Jake looked down at the box in his hands. “I guess not.”

Mr. Irwin smiled. “Logic problems are always fun, because they have easy answers. Okay, you’re all set up.”

Jake frowned. “Huh? What’s in this box?”

“Your lie detector,” Mr. Irwin said. “No assembly required.”

 

Chapter Twenty

The machine was about eight inches square, an enameled steel box with a shiny silver hand grip mounted on either side. On its face was a needle gauge and a single knob marked GAIN. It was scratched and dented in several places, and someone had scraped away some of the enamel so that it said GO PANTHERS! on one side. The rivets on part of its face had come loose and it was held together there with duct tape.

“It’s called a galvanometer,” Jake explained. He sounded desperate even to himself. “They use it in the electronics unit to show how even human bodies conduct electricity. It also works as a primitive kind of lie detector. Whenever a person’s emotional state changes, the amount of sweat on their skin changes, too. That’s called the galvanic skin response. Modern lie detector machines are called polygraphs and they measure a bunch of different things: pulse, respiration, brain activity—and GSR, which many people think is the most important and hardest to fool.”

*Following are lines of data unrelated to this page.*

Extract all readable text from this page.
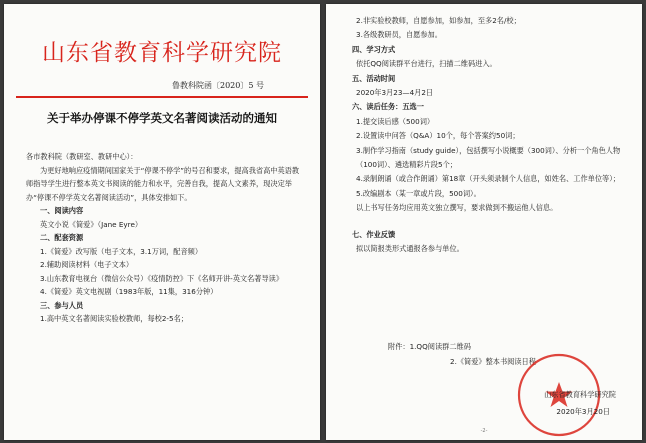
山东省教育科学研究院
鲁教科院函〔2020〕5 号
关于举办停课不停学英文名著阅读活动的通知

各市教科院（教研室、教研中心）：

为更好地响应疫情期间国家关于“停课不停学”的号召和要求，提高我省高中英语教师指导学生进行整本英文书阅读的能力和水平，完善自我，提高人文素养，现决定举办“停课不停学英文名著阅读活动”，具体安排如下。

一、阅读内容

英文小说《简爱》（Jane Eyre）

二、配套资源

1.《简爱》改写版（电子文本，3.1万词，配音频）

2.辅助阅读材料（电子文本）

3.山东教育电视台（微信公众号）《疫情防控》下《名师开讲-英文名著导读》

4.《简爱》英文电视剧（1983年版，11集，316分钟）

三、参与人员

1.高中英文名著阅读实验校教师，每校2-5名；

2.非实验校教师，自愿参加，如参加，至多2名/校；

3.各级教研员，自愿参加。

四、学习方式

依托QQ阅读群平台进行，扫描二维码进入。

五、活动时间

2020年3月23—4月2日

六、读后任务：五选一

1.提交读后感（500词）

2.设置读中问答（Q&A）10个，每个答案约50词；

3.制作学习指南（study guide），包括撰写小说概要（300词）、分析一个角色人物（100词）、遴选精彩片段5个；

4.录制朗诵（或合作朗诵）第18章（开头须录制个人信息，如姓名、工作单位等）；

5.改编剧本（某一章或片段，500词）。

以上书写任务均应用英文独立撰写，要求做到不搬运他人信息。

七、作业反馈

拟以简报类形式通报各参与单位。

附件：1.QQ阅读群二维码

2.《简爱》整本书阅读日程

山东省教育科学研究院
2020年3月20日
-2-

Megan watched him with cold eyes.

He could feel himself sweating already. He’d found a nice unoccupied room, a practice room at the back of the music rooms, and set up his lie detector on a table with two chairs. Then he’d sent Cody to go find and fetch Megan. It had taken a very long time for him to return. Jake wondered if that meant she had been reluctant to come or whether Cody had just had trouble finding her. He glanced at his friend, who just shrugged.